Blog Post No. 2010-8: Three Things...

Really in no particular order

Ok, maybe some order:

1. More on City Hall Plaza. As a follow-up to the last post regarding Boston City Hall Plaza, Kara Wilbur forwarded me a link to a Providence Journal blog piece by Martin Brussat from yesterday entitled "Boston City Hall Plaza as it ought to be." The vision there, by Robert Helfand, is certainly arresting and presents a far more tightly-woven street network through the plaza than we now have. For instance, it brings Hanover Street up the hill from its current terminus at Congress Street all the way to Cambridge Street, restores Brattle Street around the Sears Crescent, and creates a new cross-street that does a little eyebrow around what is apparently a new Boston City Hall built in a full-throttle classical style. In addition to the new City Hall, we have a central fountain, a campanile, a low-rise replacement for what is now the JFK Federal Building, and a row of new buildings along the Congress Street frontage now occupied by the existing City Hall. There's even a new apparently classically-inspired version of the Government Center MBTA station headhouse. I confess to liking the vision a lot and wanting to sit on the edge of the fountain and watch what might be happening in the plaza. I also confess to thinking that the vision veers dangerously close to the intentional amnesia of those who brought us the current plaza. The vision would be a massive departure from the present and the last almost 50 years making it almost seem like it never happened. As my post suggested, I'm not convinced we need to go quite that far to see some progress and get a better plaza.

2. Performance art + urban planning. Russ Preston's blog -- Life + Urbanism -- recently linked to a really interesting exercise in performance art plus urban planning down in Dallas. Texas. The idea was to simulate a pedestrian-oriented set of buildings and streetscape on a one-block stretch of what is now, by the look of things, a fairly auto-oriented street in the city's Oak Cliff section. The original intent was to use "crowdsourced placemaking" to create a fun, rewarding place -- a "Better Block" -- over a single weekend and for just a $1,000 up front. There's a lot packed into what is shown on the videos, blog posts, and online news articles that are linked together at the Bike Friendly Oak Cliff site. Impressive stuff. I especially like the way the blogger at Bike Friendly Oak Cliff refers to his fellow travelers as "BFOCers." Seriously, though, guerrilla urbanism has a place in the toolkit, no doubt.

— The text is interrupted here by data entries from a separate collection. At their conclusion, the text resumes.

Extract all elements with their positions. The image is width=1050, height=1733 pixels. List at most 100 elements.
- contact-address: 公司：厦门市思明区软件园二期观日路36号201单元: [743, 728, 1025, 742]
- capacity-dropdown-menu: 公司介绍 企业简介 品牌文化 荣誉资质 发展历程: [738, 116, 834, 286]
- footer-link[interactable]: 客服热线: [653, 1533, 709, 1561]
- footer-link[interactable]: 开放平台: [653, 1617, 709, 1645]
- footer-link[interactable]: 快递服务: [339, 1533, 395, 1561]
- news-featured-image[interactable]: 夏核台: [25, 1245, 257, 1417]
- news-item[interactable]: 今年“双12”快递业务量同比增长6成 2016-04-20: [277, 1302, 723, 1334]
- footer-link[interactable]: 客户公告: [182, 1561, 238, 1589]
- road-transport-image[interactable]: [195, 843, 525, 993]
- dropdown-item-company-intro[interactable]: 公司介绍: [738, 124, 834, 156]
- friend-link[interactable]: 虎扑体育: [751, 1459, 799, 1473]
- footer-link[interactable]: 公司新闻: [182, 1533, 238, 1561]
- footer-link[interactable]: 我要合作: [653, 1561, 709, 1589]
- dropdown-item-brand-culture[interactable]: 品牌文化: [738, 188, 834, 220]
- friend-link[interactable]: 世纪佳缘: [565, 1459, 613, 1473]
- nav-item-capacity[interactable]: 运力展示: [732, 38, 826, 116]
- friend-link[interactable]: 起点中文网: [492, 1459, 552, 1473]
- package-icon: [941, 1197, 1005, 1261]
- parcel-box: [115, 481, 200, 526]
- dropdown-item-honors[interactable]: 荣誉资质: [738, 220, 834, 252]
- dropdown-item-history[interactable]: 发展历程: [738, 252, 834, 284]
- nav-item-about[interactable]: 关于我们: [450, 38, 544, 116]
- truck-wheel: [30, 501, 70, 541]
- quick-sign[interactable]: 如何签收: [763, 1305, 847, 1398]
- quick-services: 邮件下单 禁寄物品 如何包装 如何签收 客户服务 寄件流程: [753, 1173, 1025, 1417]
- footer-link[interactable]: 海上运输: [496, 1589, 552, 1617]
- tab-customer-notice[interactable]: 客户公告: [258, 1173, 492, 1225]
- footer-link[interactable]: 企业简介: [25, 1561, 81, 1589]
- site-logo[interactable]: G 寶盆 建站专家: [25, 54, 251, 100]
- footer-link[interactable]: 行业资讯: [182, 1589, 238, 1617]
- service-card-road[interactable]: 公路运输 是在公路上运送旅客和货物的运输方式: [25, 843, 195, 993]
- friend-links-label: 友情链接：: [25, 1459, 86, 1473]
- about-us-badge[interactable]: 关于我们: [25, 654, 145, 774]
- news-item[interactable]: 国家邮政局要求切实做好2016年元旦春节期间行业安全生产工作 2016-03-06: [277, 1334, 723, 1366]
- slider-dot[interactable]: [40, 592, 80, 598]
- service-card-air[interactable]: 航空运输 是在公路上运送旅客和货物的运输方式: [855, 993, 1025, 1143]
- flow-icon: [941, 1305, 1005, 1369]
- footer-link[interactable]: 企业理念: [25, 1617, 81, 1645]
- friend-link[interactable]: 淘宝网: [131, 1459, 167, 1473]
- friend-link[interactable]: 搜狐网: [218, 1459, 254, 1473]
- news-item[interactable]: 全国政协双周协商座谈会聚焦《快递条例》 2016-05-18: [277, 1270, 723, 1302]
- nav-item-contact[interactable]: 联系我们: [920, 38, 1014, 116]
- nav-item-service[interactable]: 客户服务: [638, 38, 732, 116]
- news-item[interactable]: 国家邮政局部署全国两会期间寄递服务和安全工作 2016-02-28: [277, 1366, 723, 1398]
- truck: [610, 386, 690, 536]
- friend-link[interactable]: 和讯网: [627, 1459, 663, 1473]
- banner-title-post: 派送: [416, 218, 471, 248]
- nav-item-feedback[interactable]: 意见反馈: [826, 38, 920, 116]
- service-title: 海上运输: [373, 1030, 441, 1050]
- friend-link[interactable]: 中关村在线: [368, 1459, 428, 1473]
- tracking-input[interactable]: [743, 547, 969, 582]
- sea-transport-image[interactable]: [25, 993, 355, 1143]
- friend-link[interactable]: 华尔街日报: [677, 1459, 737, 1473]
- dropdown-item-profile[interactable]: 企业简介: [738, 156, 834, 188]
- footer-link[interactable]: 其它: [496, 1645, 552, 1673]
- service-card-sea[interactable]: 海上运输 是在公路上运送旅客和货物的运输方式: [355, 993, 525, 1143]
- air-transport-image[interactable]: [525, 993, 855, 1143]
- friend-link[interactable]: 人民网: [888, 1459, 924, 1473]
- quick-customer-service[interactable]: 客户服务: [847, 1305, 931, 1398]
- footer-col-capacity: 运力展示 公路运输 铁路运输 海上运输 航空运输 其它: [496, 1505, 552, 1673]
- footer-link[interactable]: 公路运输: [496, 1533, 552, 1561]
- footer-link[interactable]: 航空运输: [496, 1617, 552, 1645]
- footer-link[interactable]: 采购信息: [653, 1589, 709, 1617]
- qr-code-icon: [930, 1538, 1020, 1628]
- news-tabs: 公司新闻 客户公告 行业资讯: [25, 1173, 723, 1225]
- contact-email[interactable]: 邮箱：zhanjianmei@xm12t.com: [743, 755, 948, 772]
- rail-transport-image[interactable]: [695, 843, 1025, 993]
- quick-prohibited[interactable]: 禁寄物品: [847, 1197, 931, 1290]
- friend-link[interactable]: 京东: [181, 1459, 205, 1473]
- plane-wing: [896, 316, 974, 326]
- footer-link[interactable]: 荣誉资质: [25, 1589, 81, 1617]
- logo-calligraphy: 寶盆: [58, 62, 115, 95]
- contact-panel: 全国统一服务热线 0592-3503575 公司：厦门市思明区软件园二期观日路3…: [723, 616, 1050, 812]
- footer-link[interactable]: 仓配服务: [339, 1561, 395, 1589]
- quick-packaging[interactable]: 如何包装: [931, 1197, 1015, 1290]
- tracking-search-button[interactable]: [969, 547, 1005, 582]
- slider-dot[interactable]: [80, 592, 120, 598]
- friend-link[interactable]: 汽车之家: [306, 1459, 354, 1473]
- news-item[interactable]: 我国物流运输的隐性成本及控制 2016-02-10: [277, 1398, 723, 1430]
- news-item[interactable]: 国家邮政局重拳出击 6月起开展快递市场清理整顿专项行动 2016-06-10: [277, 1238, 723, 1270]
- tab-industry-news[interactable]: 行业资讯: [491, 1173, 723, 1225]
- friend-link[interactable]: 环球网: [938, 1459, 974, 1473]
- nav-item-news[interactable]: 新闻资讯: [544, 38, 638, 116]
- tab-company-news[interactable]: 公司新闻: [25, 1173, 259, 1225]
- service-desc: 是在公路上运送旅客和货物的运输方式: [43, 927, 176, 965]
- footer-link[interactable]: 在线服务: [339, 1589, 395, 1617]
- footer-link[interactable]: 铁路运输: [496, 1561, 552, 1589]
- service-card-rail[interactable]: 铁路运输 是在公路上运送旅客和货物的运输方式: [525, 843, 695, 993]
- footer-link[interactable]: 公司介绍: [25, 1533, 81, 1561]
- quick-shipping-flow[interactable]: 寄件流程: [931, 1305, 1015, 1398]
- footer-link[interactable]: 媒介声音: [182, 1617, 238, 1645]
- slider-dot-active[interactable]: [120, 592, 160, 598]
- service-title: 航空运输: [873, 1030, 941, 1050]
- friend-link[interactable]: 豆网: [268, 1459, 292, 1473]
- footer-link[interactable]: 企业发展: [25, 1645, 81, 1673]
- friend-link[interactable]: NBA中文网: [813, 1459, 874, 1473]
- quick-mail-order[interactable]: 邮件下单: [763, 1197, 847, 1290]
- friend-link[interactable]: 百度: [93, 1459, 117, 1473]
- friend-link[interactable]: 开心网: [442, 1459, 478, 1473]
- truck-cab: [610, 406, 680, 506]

3. And on it goes. I'm really not sure what to make of the extremely public way that developer Don Chiofaro is taking on the Mayor over height limits and development potential on the Greenway here in Boston. I mean, I thought the multiple-article frontal assault through the pages of the Boston Globe was a bold enough move. But when you call a press conference, as Chiofaro did late last month, for the express purpose of calling out someone who is now in his 5th term as the Mayor of Boston and really isn't that old, you're playing with fire. Maybe the thinking is that the Mayor is eventually going to be gone and Chiofaro plans on being around when that happens. Maybe he thinks his relationship with the Mayor can't get worse, and so he's got nothing to lose. Who knows? It's certainly a different way of going about things. We here at RTUF will keep our friends around this great country of ours updated as this continues to unfold.